Mense scolastiche, Berardinelli (FI): “Perché l’azienda vincitrice ha rinunciato all’appalto?”

“Se consideriamo che con l’aggiudicazione alla seconda classificata il costo per i cittadini di Ancona sarà più alto del 27,21%, ci saremmo aspettati quanto meno una fitta corrispondenza tra il Comune e la Ditta rinunciataria”

Nota - Questo comunicato è stato pubblicato integralmente come contributo esterno. Questo contenuto non è pertanto un articolo prodotto dalla redazione di AnconaToday

"Ieri ho presentato un’interrogazione urgente riguardante l’affidamento del Servizio di ristorazione scolastica per il periodo scolastico 2014/2015. Il Comune ha infatti avuto una comunicazione molto scarna da parte dell’Azienda che si era aggiudicata l’appalto in cui comunicava di dover rinunciare alla gara per “sopravvenute problematiche aziendali”.
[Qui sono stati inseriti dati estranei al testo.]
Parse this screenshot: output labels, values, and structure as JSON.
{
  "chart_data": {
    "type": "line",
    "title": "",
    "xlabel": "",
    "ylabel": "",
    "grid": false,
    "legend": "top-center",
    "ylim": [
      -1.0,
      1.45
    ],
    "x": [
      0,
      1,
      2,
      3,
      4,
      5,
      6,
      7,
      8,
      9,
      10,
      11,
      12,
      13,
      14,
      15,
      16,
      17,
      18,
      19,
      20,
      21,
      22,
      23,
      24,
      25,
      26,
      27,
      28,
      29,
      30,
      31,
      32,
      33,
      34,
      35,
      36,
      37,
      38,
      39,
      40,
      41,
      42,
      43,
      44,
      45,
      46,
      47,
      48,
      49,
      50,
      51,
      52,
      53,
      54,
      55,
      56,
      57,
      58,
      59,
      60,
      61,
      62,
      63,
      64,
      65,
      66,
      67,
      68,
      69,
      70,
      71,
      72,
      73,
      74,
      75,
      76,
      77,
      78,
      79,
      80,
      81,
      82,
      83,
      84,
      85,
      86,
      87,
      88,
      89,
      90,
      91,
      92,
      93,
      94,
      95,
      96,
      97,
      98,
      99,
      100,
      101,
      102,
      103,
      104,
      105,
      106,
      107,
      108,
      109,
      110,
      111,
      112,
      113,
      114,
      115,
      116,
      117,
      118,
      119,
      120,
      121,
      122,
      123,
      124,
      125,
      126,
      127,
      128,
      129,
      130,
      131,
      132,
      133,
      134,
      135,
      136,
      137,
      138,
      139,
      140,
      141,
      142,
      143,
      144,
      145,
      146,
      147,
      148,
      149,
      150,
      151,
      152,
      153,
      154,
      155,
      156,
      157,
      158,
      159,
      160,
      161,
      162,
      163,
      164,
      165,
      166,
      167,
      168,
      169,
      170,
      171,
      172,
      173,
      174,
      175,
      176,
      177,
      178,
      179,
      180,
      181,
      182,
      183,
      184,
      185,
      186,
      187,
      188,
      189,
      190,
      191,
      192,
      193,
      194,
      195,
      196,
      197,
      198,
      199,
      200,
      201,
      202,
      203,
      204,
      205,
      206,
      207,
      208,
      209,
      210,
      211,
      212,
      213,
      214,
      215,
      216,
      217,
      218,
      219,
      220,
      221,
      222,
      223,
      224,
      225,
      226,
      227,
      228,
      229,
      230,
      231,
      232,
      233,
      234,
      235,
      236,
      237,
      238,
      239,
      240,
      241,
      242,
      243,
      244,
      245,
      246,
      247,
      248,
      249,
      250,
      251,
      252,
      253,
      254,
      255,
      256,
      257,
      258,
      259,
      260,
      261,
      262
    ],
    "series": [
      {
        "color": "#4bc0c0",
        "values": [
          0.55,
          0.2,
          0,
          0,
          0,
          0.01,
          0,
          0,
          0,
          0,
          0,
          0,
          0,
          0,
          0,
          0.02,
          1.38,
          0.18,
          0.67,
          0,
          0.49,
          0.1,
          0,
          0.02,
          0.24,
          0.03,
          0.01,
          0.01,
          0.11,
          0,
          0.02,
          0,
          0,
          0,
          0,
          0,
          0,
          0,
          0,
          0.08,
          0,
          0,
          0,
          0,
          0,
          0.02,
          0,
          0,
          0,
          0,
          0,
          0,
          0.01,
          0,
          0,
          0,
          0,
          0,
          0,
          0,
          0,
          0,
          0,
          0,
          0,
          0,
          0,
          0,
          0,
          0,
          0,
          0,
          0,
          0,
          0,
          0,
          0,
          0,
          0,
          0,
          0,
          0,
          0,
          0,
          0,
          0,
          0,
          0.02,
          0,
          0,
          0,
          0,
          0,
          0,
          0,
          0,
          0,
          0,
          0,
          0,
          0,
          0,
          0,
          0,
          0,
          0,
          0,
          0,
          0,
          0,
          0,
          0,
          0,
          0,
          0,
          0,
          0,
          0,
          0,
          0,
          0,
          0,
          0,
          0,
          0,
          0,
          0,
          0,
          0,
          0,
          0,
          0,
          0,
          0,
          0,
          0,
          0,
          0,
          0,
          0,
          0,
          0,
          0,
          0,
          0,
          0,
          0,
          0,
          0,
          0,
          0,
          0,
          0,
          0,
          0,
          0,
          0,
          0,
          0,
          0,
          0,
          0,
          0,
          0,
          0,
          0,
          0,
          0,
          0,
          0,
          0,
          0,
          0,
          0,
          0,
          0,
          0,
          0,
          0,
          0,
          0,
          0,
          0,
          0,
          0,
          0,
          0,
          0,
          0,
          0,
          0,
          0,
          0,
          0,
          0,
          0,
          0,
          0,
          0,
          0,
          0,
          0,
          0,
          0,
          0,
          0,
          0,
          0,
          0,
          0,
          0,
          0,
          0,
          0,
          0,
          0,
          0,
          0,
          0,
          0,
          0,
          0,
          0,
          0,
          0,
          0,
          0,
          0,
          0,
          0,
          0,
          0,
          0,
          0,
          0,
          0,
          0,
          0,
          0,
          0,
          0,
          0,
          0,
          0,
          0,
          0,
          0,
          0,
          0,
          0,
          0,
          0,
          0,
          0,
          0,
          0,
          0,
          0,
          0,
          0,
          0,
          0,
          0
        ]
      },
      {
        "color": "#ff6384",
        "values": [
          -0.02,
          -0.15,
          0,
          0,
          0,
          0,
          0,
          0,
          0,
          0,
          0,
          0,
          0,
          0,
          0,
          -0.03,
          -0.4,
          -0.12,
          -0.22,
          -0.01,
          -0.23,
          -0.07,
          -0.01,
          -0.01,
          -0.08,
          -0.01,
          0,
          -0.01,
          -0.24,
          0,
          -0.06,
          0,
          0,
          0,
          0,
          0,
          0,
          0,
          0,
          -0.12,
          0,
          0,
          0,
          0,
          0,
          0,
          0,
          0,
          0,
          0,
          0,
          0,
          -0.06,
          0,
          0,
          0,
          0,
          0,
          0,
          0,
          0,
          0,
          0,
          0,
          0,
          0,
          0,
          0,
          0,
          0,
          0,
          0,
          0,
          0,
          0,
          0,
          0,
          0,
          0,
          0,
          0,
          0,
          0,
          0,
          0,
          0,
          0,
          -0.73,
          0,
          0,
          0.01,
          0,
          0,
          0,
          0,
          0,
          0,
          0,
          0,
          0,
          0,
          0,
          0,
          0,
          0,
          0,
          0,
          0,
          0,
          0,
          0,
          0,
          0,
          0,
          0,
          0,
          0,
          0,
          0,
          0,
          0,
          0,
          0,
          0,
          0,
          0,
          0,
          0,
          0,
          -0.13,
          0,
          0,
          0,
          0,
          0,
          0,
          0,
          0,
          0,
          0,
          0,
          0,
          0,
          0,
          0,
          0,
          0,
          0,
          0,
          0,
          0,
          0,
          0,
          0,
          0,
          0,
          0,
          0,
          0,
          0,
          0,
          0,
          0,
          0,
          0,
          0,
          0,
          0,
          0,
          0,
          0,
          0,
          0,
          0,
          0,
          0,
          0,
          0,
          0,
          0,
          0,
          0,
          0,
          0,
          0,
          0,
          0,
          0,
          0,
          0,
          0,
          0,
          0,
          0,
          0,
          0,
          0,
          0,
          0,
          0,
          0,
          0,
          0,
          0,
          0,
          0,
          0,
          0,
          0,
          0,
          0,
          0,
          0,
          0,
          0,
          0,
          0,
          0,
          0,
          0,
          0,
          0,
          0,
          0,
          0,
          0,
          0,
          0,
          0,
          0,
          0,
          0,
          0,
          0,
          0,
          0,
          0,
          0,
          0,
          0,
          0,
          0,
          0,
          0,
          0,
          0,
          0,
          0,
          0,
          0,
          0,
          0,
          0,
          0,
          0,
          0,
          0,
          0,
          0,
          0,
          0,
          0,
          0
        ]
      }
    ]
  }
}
Stupisce (o almeno dovrebbe) che il giorno stesso  la comunicazione, il 19 agosto scorso, il Comune si sia affrettato a emettere un comunicato stampa in cui annunciava questa rinuncia e affermava che “il servizio stesso  sarà  quindi assegnato  al raggruppamento secondo classificato”. Tutto ciò senza una trattativa, o perlomeno avere una precisazione sulle “problematiche aziendali” responsabili di questa scelta. Se consideriamo che con l’aggiudicazione alla seconda classificata, che aveva proposto un prezzo nettamente più alto della prima classificata, il costo per questo servizio sarà per i cittadini di Ancona più alto del 27,21%, ci saremmo aspettati quanto meno una fitta corrispondenza, anche con toni molto duri tra il Comune e la Ditta rinunciataria. Invece nulla… solo un comunicato stampa quasi in tempo reale. Ricordando che già con il passaggio dell’aggiudicazione della costruzione del nuovo INRCA dalla prima alla terza ditta i costi per la collettività saranno più alti di svariati milioni di euro, anche in questo caso visto che l’appalto in ballo vale ben 4,5 milioni di euro, il costo aggiuntivo potrebbe essere di oltre un milione di euro a carico degli anconetani.
E’ curioso vedere che i problemi non dovrebbero essere di natura economica (a differenza della rinuncia per l’INRCA), ma che dovrebbero quindi essere altri, ma ad ora non è dato saperli visto che le mie richieste di accesso agli atti hanno dato esito negativo, a significare che l’Amministrazione non ha ritenuto opportuno chiedere maggiori informazioni.

Riteniamo che sia indispensabile valutare eventuali possibili azioni risarcitorie nei confronti della Ditta rinunciataria, fermo restando che non è possibile nel 2014 in piena spending review e tagli ai cittadini uniti ad aumento delle tasse, permettere ad un’azienda di rinunciare senza conseguenze, mentre gli anconetani saranno costretti a pagare centinaia di migliaia di euro in più.

La questione va sicuramente approfondita dall’Amministrazione comunale anche per fugare qualsiasi eventuale dubbio e noi vigileremo su questo."